Y07W20PA - When My Words Had an Unexpected Effect

This week you wrote a reflective piece about a time your words had an unexpected effect. Now you'll read another student's piece and decide how honestly they show their thinking. Looking at someone else's reflection sharpens your own.

Part 1

The Assessor Scorecard for

Reflective – Reflective piece

Markers look for a clear personal moment, honest thinking about what it meant, and language that shows feeling rather than telling it.

Ideas & Content

One real moment chosen and developed in detail. Why the moment mattered — what the writer realised. A shift in thinking the reader can follow. No list of events without meaning.

  • Discovery: what the writer realised or understood differently.

Structure & Cohesion

Opening anchors the moment clearly. Middle develops what happened and how impact was discovered. Closing shows changed thinking, not just a tidy end. Connections feel natural, not forced.

  • Journey: event — discovery — reflection — new understanding.

Audience & Purpose

Writer speaks directly to the reader in a thoughtful voice. Honest, unguarded thinking trusted to the reader. Shared insight, not performance for a mark.

  • Honesty: the reader senses honest reflection, not performance.

Language Choices

Precise words bring the moment and feelings to life.

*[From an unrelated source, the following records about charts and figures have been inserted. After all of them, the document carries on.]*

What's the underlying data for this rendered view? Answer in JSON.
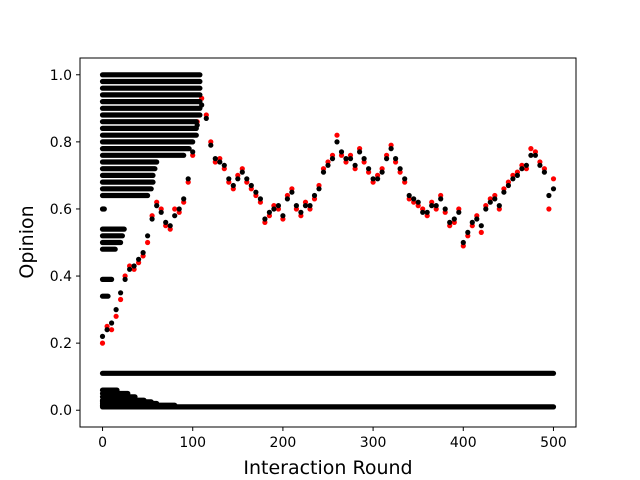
{
  "chart_data": {
    "type": "scatter",
    "title": "",
    "xlabel": "Interaction Round",
    "ylabel": "Opinion",
    "xlim": [
      -25,
      525
    ],
    "ylim": [
      -0.05,
      1.05
    ],
    "xticks": [
      0,
      100,
      200,
      300,
      400,
      500
    ],
    "yticks": [
      0.0,
      0.2,
      0.4,
      0.6,
      0.8,
      1.0
    ],
    "xtick_labels": [
      "0",
      "100",
      "200",
      "300",
      "400",
      "500"
    ],
    "ytick_labels": [
      "0.0",
      "0.2",
      "0.4",
      "0.6",
      "0.8",
      "1.0"
    ],
    "grid": false,
    "legend": "none",
    "series": [
      {
        "color": "#ff0000",
        "marker": "dot",
        "points": [
          [
            0,
            0.2
          ],
          [
            5,
            0.25
          ],
          [
            10,
            0.24
          ],
          [
            15,
            0.28
          ],
          [
            20,
            0.33
          ],
          [
            25,
            0.4
          ],
          [
            30,
            0.43
          ],
          [
            35,
            0.42
          ],
          [
            40,
            0.44
          ],
          [
            45,
            0.46
          ],
          [
            50,
            0.5
          ],
          [
            55,
            0.58
          ],
          [
            60,
            0.62
          ],
          [
            65,
            0.6
          ],
          [
            70,
            0.55
          ],
          [
            75,
            0.54
          ],
          [
            80,
            0.6
          ],
          [
            85,
            0.59
          ],
          [
            90,
            0.62
          ],
          [
            95,
            0.68
          ],
          [
            100,
            0.76
          ],
          [
            105,
            0.86
          ],
          [
            110,
            0.93
          ],
          [
            115,
            0.88
          ],
          [
            120,
            0.8
          ],
          [
            125,
            0.74
          ],
          [
            130,
            0.75
          ],
          [
            135,
            0.72
          ],
          [
            140,
            0.68
          ],
          [
            145,
            0.66
          ],
          [
            150,
            0.7
          ],
          [
            155,
            0.72
          ],
          [
            160,
            0.68
          ],
          [
            165,
            0.66
          ],
          [
            170,
            0.64
          ],
          [
            175,
            0.62
          ],
          [
            180,
            0.56
          ],
          [
            185,
            0.58
          ],
          [
            190,
            0.61
          ],
          [
            195,
            0.6
          ],
          [
            200,
            0.57
          ],
          [
            205,
            0.64
          ],
          [
            210,
            0.66
          ],
          [
            215,
            0.6
          ],
          [
            220,
            0.58
          ],
          [
            225,
            0.62
          ],
          [
            230,
            0.6
          ],
          [
            235,
            0.63
          ],
          [
            240,
            0.67
          ],
          [
            245,
            0.72
          ],
          [
            250,
            0.74
          ],
          [
            255,
            0.76
          ],
          [
            260,
            0.82
          ],
          [
            265,
            0.76
          ],
          [
            270,
            0.74
          ],
          [
            275,
            0.76
          ],
          [
            280,
            0.72
          ],
          [
            285,
            0.78
          ],
          [
            290,
            0.74
          ],
          [
            295,
            0.71
          ],
          [
            300,
            0.68
          ],
          [
            305,
            0.7
          ],
          [
            310,
            0.72
          ],
          [
            315,
            0.76
          ],
          [
            320,
            0.79
          ],
          [
            325,
            0.74
          ],
          [
            330,
            0.71
          ],
          [
            335,
            0.68
          ],
          [
            340,
            0.63
          ],
          [
            345,
            0.62
          ],
          [
            350,
            0.61
          ],
          [
            355,
            0.6
          ],
          [
            360,
            0.58
          ],
          [
            365,
            0.62
          ],
          [
            370,
            0.6
          ],
          [
            375,
            0.64
          ],
          [
            380,
            0.59
          ],
          [
            385,
            0.55
          ],
          [
            390,
            0.56
          ],
          [
            395,
            0.6
          ],
          [
            400,
            0.49
          ],
          [
            405,
            0.52
          ],
          [
            410,
            0.55
          ],
          [
            415,
            0.58
          ],
          [
            420,
            0.53
          ],
          [
            425,
            0.61
          ],
          [
            430,
            0.63
          ],
          [
            435,
            0.64
          ],
          [
            440,
            0.6
          ],
          [
            445,
            0.66
          ],
          [
            450,
            0.68
          ],
          [
            455,
            0.7
          ],
          [
            460,
            0.71
          ],
          [
            465,
            0.73
          ],
          [
            470,
            0.72
          ],
          [
            475,
            0.78
          ],
          [
            480,
            0.77
          ],
          [
            485,
            0.74
          ],
          [
            490,
            0.72
          ],
          [
            495,
            0.6
          ],
          [
            500,
            0.69
          ]
        ]
      },
      {
        "color": "#000000",
        "marker": "dot",
        "points": [
          [
            0,
            0.22
          ],
          [
            5,
            0.24
          ],
          [
            10,
            0.26
          ],
          [
            15,
            0.3
          ],
          [
            20,
            0.35
          ],
          [
            25,
            0.39
          ],
          [
            30,
            0.42
          ],
          [
            35,
            0.43
          ],
          [
            40,
            0.45
          ],
          [
            45,
            0.47
          ],
          [
            50,
            0.52
          ],
          [
            55,
            0.57
          ],
          [
            60,
            0.61
          ],
          [
            65,
            0.59
          ],
          [
            70,
            0.56
          ],
          [
            75,
            0.55
          ],
          [
            80,
            0.58
          ],
          [
            85,
            0.6
          ],
          [
            90,
            0.63
          ],
          [
            95,
            0.69
          ],
          [
            100,
            0.77
          ],
          [
            105,
            0.85
          ],
          [
            110,
            0.91
          ],
          [
            115,
            0.87
          ],
          [
            120,
            0.79
          ],
          [
            125,
            0.75
          ],
          [
            130,
            0.74
          ],
          [
            135,
            0.73
          ],
          [
            140,
            0.69
          ],
          [
            145,
            0.67
          ],
          [
            150,
            0.69
          ],
          [
            155,
            0.71
          ],
          [
            160,
            0.69
          ],
          [
            165,
            0.67
          ],
          [
            170,
            0.65
          ],
          [
            175,
            0.63
          ],
          [
            180,
            0.57
          ],
          [
            185,
            0.59
          ],
          [
            190,
            0.6
          ],
          [
            195,
            0.61
          ],
          [
            200,
            0.58
          ],
          [
            205,
            0.63
          ],
          [
            210,
            0.65
          ],
          [
            215,
            0.61
          ],
          [
            220,
            0.59
          ],
          [
            225,
            0.61
          ],
          [
            230,
            0.61
          ],
          [
            235,
            0.64
          ],
          [
            240,
            0.66
          ],
          [
            245,
            0.71
          ],
          [
            250,
            0.73
          ],
          [
            255,
            0.75
          ],
          [
            260,
            0.8
          ],
          [
            265,
            0.77
          ],
          [
            270,
            0.75
          ],
          [
            275,
            0.75
          ],
          [
            280,
            0.73
          ],
          [
            285,
            0.77
          ],
          [
            290,
            0.75
          ],
          [
            295,
            0.72
          ],
          [
            300,
            0.69
          ],
          [
            305,
            0.69
          ],
          [
            310,
            0.71
          ],
          [
            315,
            0.75
          ],
          [
            320,
            0.78
          ],
          [
            325,
            0.75
          ],
          [
            330,
            0.72
          ],
          [
            335,
            0.69
          ],
          [
            340,
            0.64
          ],
          [
            345,
            0.63
          ],
          [
            350,
            0.62
          ],
          [
            355,
            0.59
          ],
          [
            360,
            0.59
          ],
          [
            365,
            0.61
          ],
          [
            370,
            0.61
          ],
          [
            375,
            0.63
          ],
          [
            380,
            0.6
          ],
          [
            385,
            0.56
          ],
          [
            390,
            0.57
          ],
          [
            395,
            0.59
          ],
          [
            400,
            0.5
          ],
          [
            405,
            0.53
          ],
          [
            410,
            0.56
          ],
          [
            415,
            0.57
          ],
          [
            420,
            0.55
          ],
          [
            425,
            0.6
          ],
          [
            430,
            0.62
          ],
          [
            435,
            0.63
          ],
          [
            440,
            0.61
          ],
          [
            445,
            0.65
          ],
          [
            450,
            0.67
          ],
          [
            455,
            0.69
          ],
          [
            460,
            0.7
          ],
          [
            465,
            0.72
          ],
          [
            470,
            0.73
          ],
          [
            475,
            0.76
          ],
          [
            480,
            0.76
          ],
          [
            485,
            0.73
          ],
          [
            490,
            0.71
          ],
          [
            495,
            0.64
          ],
          [
            500,
            0.66
          ]
        ]
      },
      {
        "color": "#000000",
        "marker": "dot",
        "bands": [
          {
            "y": 1.0,
            "x": [
              0,
              108
            ]
          },
          {
            "y": 0.98,
            "x": [
              0,
              108
            ]
          },
          {
            "y": 0.96,
            "x": [
              0,
              108
            ]
          },
          {
            "y": 0.94,
            "x": [
              0,
              108
            ]
          },
          {
            "y": 0.92,
            "x": [
              0,
              108
            ]
          },
          {
            "y": 0.9,
            "x": [
              0,
              108
            ]
          },
          {
            "y": 0.88,
            "x": [
              0,
              108
            ]
          },
          {
            "y": 0.86,
            "x": [
              0,
              104
            ]
          },
          {
            "y": 0.84,
            "x": [
              0,
              104
            ]
          },
          {
            "y": 0.82,
            "x": [
              0,
              104
            ]
          },
          {
            "y": 0.8,
            "x": [
              0,
              100
            ]
          },
          {
            "y": 0.78,
            "x": [
              0,
              96
            ]
          },
          {
            "y": 0.76,
            "x": [
              0,
              90
            ]
          },
          {
            "y": 0.74,
            "x": [
              0,
              60
            ]
          },
          {
            "y": 0.72,
            "x": [
              0,
              58
            ]
          },
          {
            "y": 0.7,
            "x": [
              0,
              56
            ]
          },
          {
            "y": 0.68,
            "x": [
              0,
              56
            ]
          },
          {
            "y": 0.66,
            "x": [
              0,
              54
            ]
          },
          {
            "y": 0.64,
            "x": [
              0,
              50
            ]
          },
          {
            "y": 0.6,
            "x": [
              0,
              2
            ]
          },
          {
            "y": 0.54,
            "x": [
              0,
              24
            ]
          },
          {
            "y": 0.52,
            "x": [
              0,
              22
            ]
          },
          {
            "y": 0.5,
            "x": [
              0,
              20
            ]
          },
          {
            "y": 0.48,
            "x": [
              0,
              14
            ]
          },
          {
            "y": 0.39,
            "x": [
              0,
              10
            ]
          },
          {
            "y": 0.34,
            "x": [
              0,
              6
            ]
          },
          {
            "y": 0.11,
            "x": [
              0,
              500
            ]
          },
          {
            "y": 0.06,
            "x": [
              0,
              16
            ]
          },
          {
            "y": 0.05,
            "x": [
              0,
              28
            ]
          },
          {
            "y": 0.04,
            "x": [
              0,
              36
            ]
          },
          {
            "y": 0.03,
            "x": [
              0,
              46
            ]
          },
          {
            "y": 0.025,
            "x": [
              0,
              54
            ]
          },
          {
            "y": 0.02,
            "x": [
              0,
              60
            ]
          },
          {
            "y": 0.015,
            "x": [
              0,
              80
            ]
          },
          {
            "y": 0.01,
            "x": [
              0,
              500
            ]
          }
        ]
      }
    ]
  }
}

Show the physical sensation or the image that stuck. No flat phrases like "I felt bad." Word choice reveals personality and voice.

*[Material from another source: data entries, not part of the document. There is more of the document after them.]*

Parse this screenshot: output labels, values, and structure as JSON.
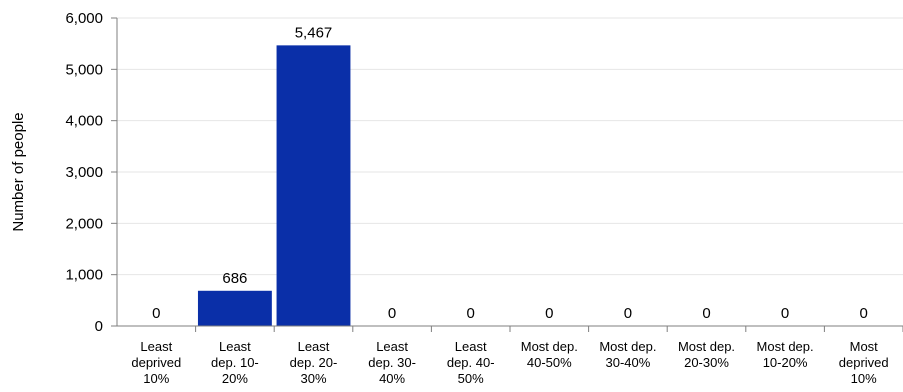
{
  "chart_data": {
    "type": "bar",
    "title": "",
    "xlabel": "",
    "ylabel": "Number of people",
    "ylim": [
      0,
      6000
    ],
    "yticks": [
      0,
      1000,
      2000,
      3000,
      4000,
      5000,
      6000
    ],
    "ytick_labels": [
      "0",
      "1,000",
      "2,000",
      "3,000",
      "4,000",
      "5,000",
      "6,000"
    ],
    "categories": [
      [
        "Least",
        "deprived",
        "10%"
      ],
      [
        "Least",
        "dep. 10-",
        "20%"
      ],
      [
        "Least",
        "dep. 20-",
        "30%"
      ],
      [
        "Least",
        "dep. 30-",
        "40%"
      ],
      [
        "Least",
        "dep. 40-",
        "50%"
      ],
      [
        "Most dep.",
        "40-50%"
      ],
      [
        "Most dep.",
        "30-40%"
      ],
      [
        "Most dep.",
        "20-30%"
      ],
      [
        "Most dep.",
        "10-20%"
      ],
      [
        "Most",
        "deprived",
        "10%"
      ]
    ],
    "values": [
      0,
      686,
      5467,
      0,
      0,
      0,
      0,
      0,
      0,
      0
    ],
    "value_labels": [
      "0",
      "686",
      "5,467",
      "0",
      "0",
      "0",
      "0",
      "0",
      "0",
      "0"
    ],
    "grid": true,
    "bar_color": "#0a2fa8",
    "grid_color": "#e6e6e6",
    "axis_color": "#7f7f7f"
  }
}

  • Precision: specific words that show rather than tell.

Conventions

Careful punctuation, accurate spelling and correct tenses. Sentences are varied — slow for key moments, quick for less. Clean writing keeps the reader on the reflection.

  • Clarity: correct spelling, punctuation, and varied sentence control.

Part 2

Today’s Marking Targets

Task in one sentence

Write a reflective piece about a time your words affected someone more than you expected, and explain what it changed in your thinking.

Let’s Focus

Two strands matter most this week: Language Choices and Ideas & Content. You must tell a clear, specific story so the reader sees the moment. The real power comes from honest reflection that shows what you learned and how it changed you.

Language Choices

Strong writing this week uses words that feel both precise and personal. Markers look for language that brings moments and feelings into focus. Specific verbs, sensory detail and honest phrasing reveal your voice and connect with the reader.

What markers scan for

  • Specific words used to show feelings or actions.
  • Sensory detail rather than broad description.
  • Details the writer chooses to linger on.
  • Honest language — not generic or inflated.

Score Bands

  • Basic

    Language is general; feelings are described in broad terms like "bad."

  • Strong

    Language is precise and personal; feelings are shown through chosen detail.

  • Excellent

    Language is vivid and authentic; sensory detail brings moments into sharp focus.

Ideas & Content

Strong writing this week uncovers what a moment meant — not just what happened. Markers look for honest reflection: where did the writer's thinking shift? What did they realise? The strongest pieces show that this experience actually changed how the writer thinks.

What markers scan for

  • The moment where the writer realises the impact.
  • Reflection that goes beyond retelling events.
  • A clear shift in thinking or behaviour.
  • The significance of the moment is shown.

Score Bands

  • Basic

    Ideas are general; events are told but meaning is not explored.

  • Strong

    Ideas are specific; impact is shown; reflection feels earned.

  • Excellent

    Ideas are rich; a true realisation is shown and its lasting impact explored.

Now read · Student sample

When My Words Had an Unexpected Effect

Year 7 sample · \~250 words

Student sample for assessment

Written by a Year 7 student in Thornbury, Victoria, Australia.

I said something small without thinking. It was a Tuesday morning before school, and my friend Morgan was wearing a new haircut. I didn't mean it badly, but I looked at it and said, 'Wow, that's... really short.' That was it. I wasn't trying to be mean. I just said what I was thinking. Morgan didn't say anything back. They kind of smiled and went quiet. I didn't realise at the time, but I found out two days later from another friend that Morgan had been worried about the haircut already. They'd had it cut the day before and wasn't sure about it. My comment made them feel worse. When I found out, I felt sick. Not dramatically — just this slow, awful feeling in my stomach like I'd made a mistake I couldn't take back. What got me was that Morgan hadn't even told me they were upset. They just went quiet. I replayed that moment over and over in my head, trying to hear how my voice sounded when I said it. I apologised, and Morgan said it was fine, but I knew I'd changed how they felt about their haircut, maybe just for a moment. That's the part that stuck with me. I wasn't trying to hurt anyone. I was just being careless. Now when something comes out of my mouth before I think about it, I hear that moment again. I check myself. I think about whether what I'm about to say might land differently than I mean it to. It's made me slower to speak sometimes, and I think that's okay.